Kevin wrote:
Okay, I guess now you know why it doesn't happen too often that Brendan and I agree...
I still think that this is the crucial point in the whole discussion: How do you deal with the multiple processes that you do get with your drivers and how do they play together with your application process?
If I understood it correctly from the latest few posts, you're going to run all drivers on CPU 0 and the application threads on CPU 1-n. Is this correct? If so, interfacing with a driver always means that you need to switch to a different CPU. Doesn't this hurt your latencies? If everything can indeed be done asynchronously, at least the throughput should be okay, but if your static HTTP server only delivers small pages instead of huge files, you're probably more interested in latency.

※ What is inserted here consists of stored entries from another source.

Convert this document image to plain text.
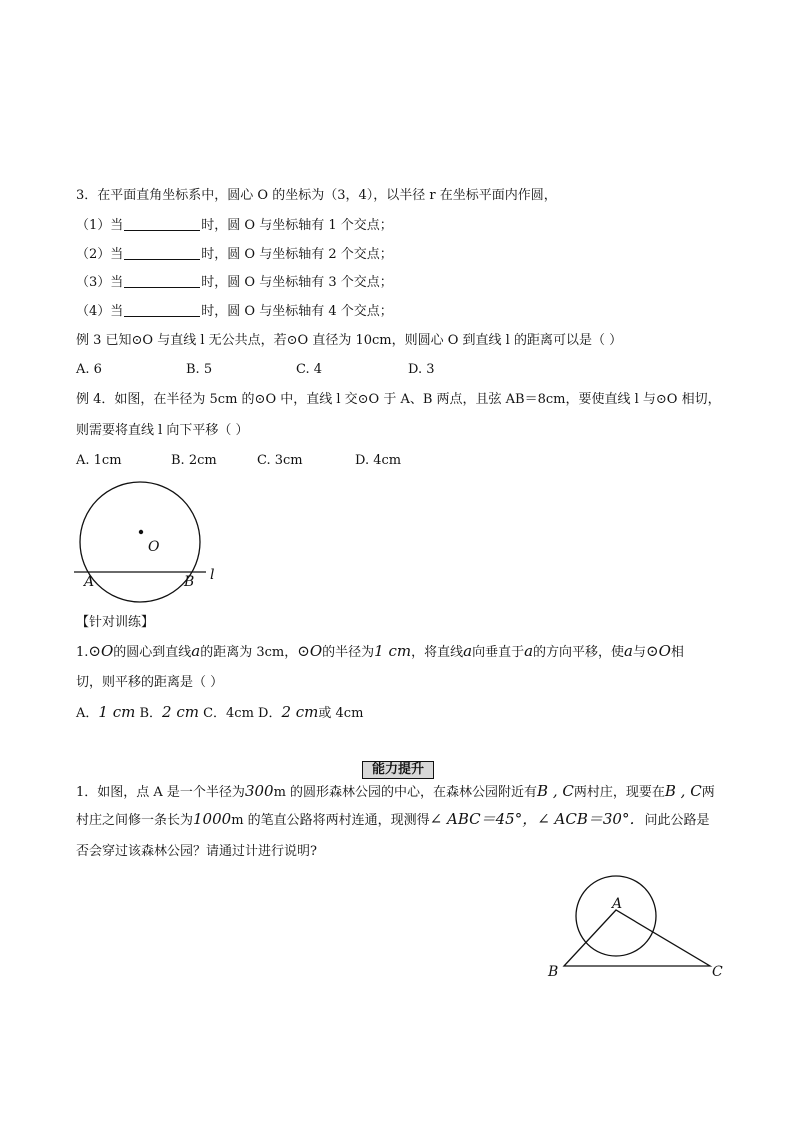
3．在平面直角坐标系中，圆心 O 的坐标为（3，4），以半径 r 在坐标平面内作圆，
（1）当	时，圆 O 与坐标轴有 1 个交点；
（2）当	时，圆 O 与坐标轴有 2 个交点；
（3）当	时，圆 O 与坐标轴有 3 个交点；
（4）当	时，圆 O 与坐标轴有 4 个交点；
例 3 已知⊙O 与直线 l 无公共点，若⊙O 直径为 10cm，则圆心 O 到直线 l 的距离可以是（ ）
A. 6	B. 5	C. 4	D. 3
例 4．如图，在半径为 5cm 的⊙O 中，直线 l 交⊙O 于 A、B 两点，且弦 AB＝8cm，要使直线 l 与⊙O 相切，
则需要将直线 l 向下平移（ ）
A. 1cm	B. 2cm	C. 3cm	D. 4cm
O
A	B l
【针对训练】
1.⊙O的圆心到直线a的距离为 3cm，⊙O的半径为1 cm，将直线a向垂直于a的方向平移，使a与⊙O相
切，则平移的距离是（ ）
A．1 cm B．2 cm C．4cm D．2 cm或 4cm
能力提升
1．如图，点 A 是一个半径为300m 的圆形森林公园的中心，在森林公园附近有B , C两村庄，现要在B , C两
村庄之间修一条长为1000m 的笔直公路将两村连通，现测得∠ ABC＝45°，∠ ACB＝30°．问此公路是
否会穿过该森林公园？请通过计进行说明?
A
B	C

Again, that's still the fuzzy bit. The
general idea is that CPU0 acts as a classic microkernel in all senses (including a standard scheduler for the drivers). A worker threads/the ring3's main thread would be able to talk to the drivers directly (maybe) or use the kernel as an intermediary (probably). It's asynchronous by default though, so they simply go on about their day doing anything else they can keep doing after the request is fired off. When a request has been fulfilled CPU0 then gives it back to the originating thread, and, if that thread is sleeping because there was nothing left to do in the mean time (or they finished everything else up), they get woken back up. It does introduce latency, undoubtedly, the question is how much. I'm gambling that the latency introduced by this design is far less than the latency introduced from scheduling 20-50 threads like you see in even a pretty minimal every-day server setup.

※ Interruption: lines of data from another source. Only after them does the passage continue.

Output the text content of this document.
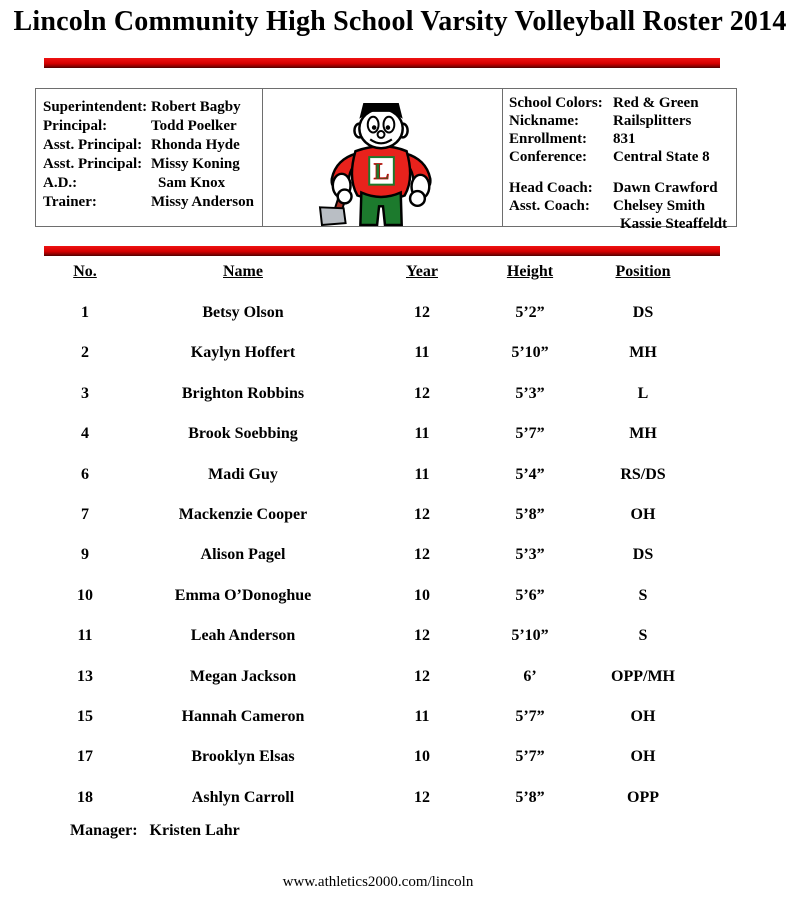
Lincoln Community High School Varsity Volleyball Roster 2014
Superintendent: Robert Bagby
Principal:	Todd Poelker
Asst. Principal: Rhonda Hyde
Asst. Principal: Missy Koning
A.D.:	Sam Knox
Trainer:	Missy Anderson
L
School Colors: Red & Green
Nickname:	Railsplitters
Enrollment:	831
Conference:	Central State 8
Head Coach:	Dawn Crawford
Asst. Coach:	Chelsey Smith
Kassie Steaffeldt
No.	Name	Year	Height	Position
1	Betsy Olson	12	5’2”	DS
2	Kaylyn Hoffert	11	5’10”	MH
3	Brighton Robbins	12	5’3”	L
4	Brook Soebbing	11	5’7”	MH
6	Madi Guy	11	5’4”	RS/DS
7	Mackenzie Cooper	12	5’8”	OH
9	Alison Pagel	12	5’3”	DS
10	Emma O’Donoghue	10	5’6”	S
11	Leah Anderson	12	5’10”	S
13	Megan Jackson	12	6’	OPP/MH
15	Hannah Cameron	11	5’7”	OH
17	Brooklyn Elsas	10	5’7”	OH
18	Ashlyn Carroll	12	5’8”	OPP
Manager: Kristen Lahr
www.athletics2000.com/lincoln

As of today however, I'm thinking I should switch to a monolithic design (same overall concept though), if nothing else to simplify things and get to a place where I can do practical experiments faster. I can refactor it into a microkernel later and see if that's reasonably effective if the monolithic version works out.
Kevin wrote:
Also, I think it requires that your drivers do nothing CPU-heavy. You won't be able to implement compressed or encrypted file systems, for example, without hurting others threads that just want to send some network packets at the same time when you force both drivers to run on the same CPU.
Wouldn't it make more sense to run the drivers in the CPU of their caller, and perhaps also distribute IRQ handlers across the CPUs?

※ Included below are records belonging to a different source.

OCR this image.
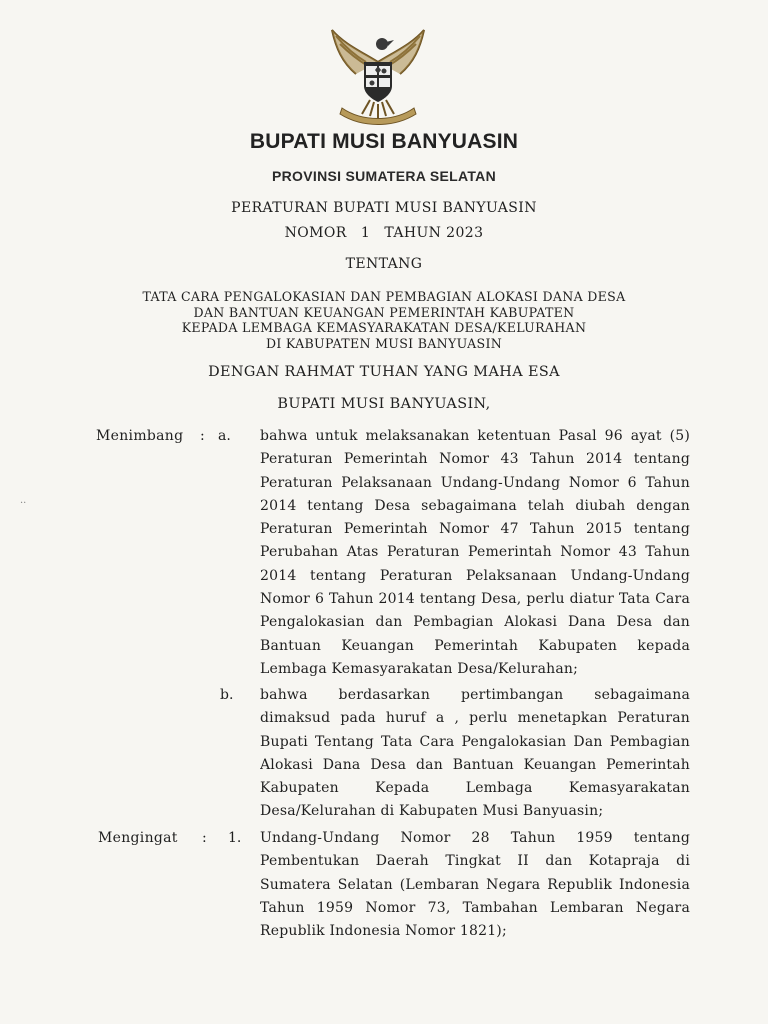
BUPATI MUSI BANYUASIN
PROVINSI SUMATERA SELATAN
PERATURAN BUPATI MUSI BANYUASIN
NOMOR 1 TAHUN 2023
TENTANG
TATA CARA PENGALOKASIAN DAN PEMBAGIAN ALOKASI DANA DESA
DAN BANTUAN KEUANGAN PEMERINTAH KABUPATEN
KEPADA LEMBAGA KEMASYARAKATAN DESA/KELURAHAN
DI KABUPATEN MUSI BANYUASIN
DENGAN RAHMAT TUHAN YANG MAHA ESA
BUPATI MUSI BANYUASIN,
··
Menimbang : a. bahwa untuk melaksanakan ketentuan Pasal 96 ayat (5)
Peraturan Pemerintah Nomor 43 Tahun 2014 tentang
Peraturan Pelaksanaan Undang-Undang Nomor 6 Tahun
2014 tentang Desa sebagaimana telah diubah dengan
Peraturan Pemerintah Nomor 47 Tahun 2015 tentang
Perubahan Atas Peraturan Pemerintah Nomor 43 Tahun
2014 tentang Peraturan Pelaksanaan Undang-Undang
Nomor 6 Tahun 2014 tentang Desa, perlu diatur Tata Cara
Pengalokasian dan Pembagian Alokasi Dana Desa dan
Bantuan Keuangan Pemerintah Kabupaten kepada
Lembaga Kemasyarakatan Desa/Kelurahan;
b. bahwa berdasarkan pertimbangan sebagaimana
dimaksud pada huruf a , perlu menetapkan Peraturan
Bupati Tentang Tata Cara Pengalokasian Dan Pembagian
Alokasi Dana Desa dan Bantuan Keuangan Pemerintah
Kabupaten Kepada Lembaga Kemasyarakatan
Desa/Kelurahan di Kabupaten Musi Banyuasin;
Mengingat : 1. Undang-Undang Nomor 28 Tahun 1959 tentang
Pembentukan Daerah Tingkat II dan Kotapraja di
Sumatera Selatan (Lembaran Negara Republik Indonesia
Tahun 1959 Nomor 73, Tambahan Lembaran Negara
Republik Indonesia Nomor 1821);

Then, of course, you would have multiple processes on each CPU, and the limitation to one application process becomes rather arbitrary. So maybe another question is what advantages you get from the limitation.
That's why this is a novel idea. I don't know if it will work. Know any projects that have tried it? I'd love to learn their lessons so I don't have to the hard way. I just responded to rdos who mentioned they were thinking at one point of doing an IRQ balancing act by reassigning in low-frequency ticks. Something to explore.
As for your general question about the advantages, if all goes well a lot of the CPU bottle-neck we simply take for granted will basically be removed from the system. Presuming, of course, that I can engineer the I/O messaging to be significantly lower latency than that bottle-neck. You're right about the HTTP example, but keep in mind that large requests require very little CPU time per request, while tiny requests are almost purely CPU time per request. I'm trying to figure out a way to give as much of that time back to processing headers, resolving resources, and sanity checking at every step as humanly possible. I think I mentioned this earlier, but imagine an 8 core system that's trying to serve up tens-of-thousands or hundreds-of-thousands of concurrent requests per-second (like small JS files or whatever), that's most certainly a CPU bound system.